How we cite our quotes: (Part.Chapter.Paragraph)
Quote #4
And when it doesn't work, she thinks, I get stuck playing the same bad moment. But why speak of that. (1.1.41)
Dedé, because of her famous sisters, is basically trapped in the past. She can't escape the years and moments leading up to Patria, Minerva, and Mate's deaths, and can't change the fact that she didn't save them or join them. It's almost like a way of punishing herself, getting stuck in the bad moments.
Quote #5
As Dedé is helping her father step safely up the stairs of the galería, she realizes that hers is the only future he really told. María Teresa's was a tease, and Papá never got to Minerva's or Patria's on account of Mamá's disapproval. A chill goes through her, for she feels it in her bones, the future is now beginning. By the time it is over, it will be the past, and she doesn't want to be the only one left to tell their story. (1.1.68)

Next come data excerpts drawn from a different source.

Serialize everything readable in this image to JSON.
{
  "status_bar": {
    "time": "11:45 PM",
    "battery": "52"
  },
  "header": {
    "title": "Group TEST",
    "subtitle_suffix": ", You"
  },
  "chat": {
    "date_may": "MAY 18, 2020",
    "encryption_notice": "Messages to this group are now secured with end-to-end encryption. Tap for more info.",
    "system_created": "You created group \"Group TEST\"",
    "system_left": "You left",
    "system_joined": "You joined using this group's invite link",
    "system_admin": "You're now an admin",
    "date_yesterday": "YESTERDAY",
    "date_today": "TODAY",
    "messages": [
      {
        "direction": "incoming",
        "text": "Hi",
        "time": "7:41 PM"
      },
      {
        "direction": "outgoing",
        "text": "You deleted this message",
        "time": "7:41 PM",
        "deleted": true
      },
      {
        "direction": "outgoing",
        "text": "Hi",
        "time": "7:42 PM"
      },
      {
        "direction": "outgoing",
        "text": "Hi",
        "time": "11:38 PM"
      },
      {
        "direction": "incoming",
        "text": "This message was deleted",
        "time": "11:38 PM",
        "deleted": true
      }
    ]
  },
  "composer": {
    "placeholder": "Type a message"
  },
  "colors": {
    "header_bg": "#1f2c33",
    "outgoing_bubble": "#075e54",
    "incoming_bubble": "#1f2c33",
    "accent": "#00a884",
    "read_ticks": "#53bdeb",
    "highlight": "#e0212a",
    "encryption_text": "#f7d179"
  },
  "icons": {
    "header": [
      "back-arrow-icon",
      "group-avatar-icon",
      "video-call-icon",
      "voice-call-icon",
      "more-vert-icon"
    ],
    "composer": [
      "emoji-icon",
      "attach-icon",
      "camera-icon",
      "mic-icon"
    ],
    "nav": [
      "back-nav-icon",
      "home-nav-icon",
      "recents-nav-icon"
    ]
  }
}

This moment seems very simple—of course someday the future will be the past. But the fact that Dedé is able to stop and recognize that she is at a turning point, just as it's happening, is actually really unusual and profound. Her father's prediction, that she would outlive them all, comes true and she recognizes immediately the loneliness inherent in her fate.
Quote #6
"Stop, please," I begged her. "I think I'm going to throw up."
"I can't," she said.
Sinita's story spilled out like blood from a cut. (1.2.68-70)
Even though it is hard for Minerva to listen to Sinita's story, her friend is unable to stop. The pain of the story is compared to a bleeding cut in a simile—her past is something that just flows out of her, a wound that won't heal.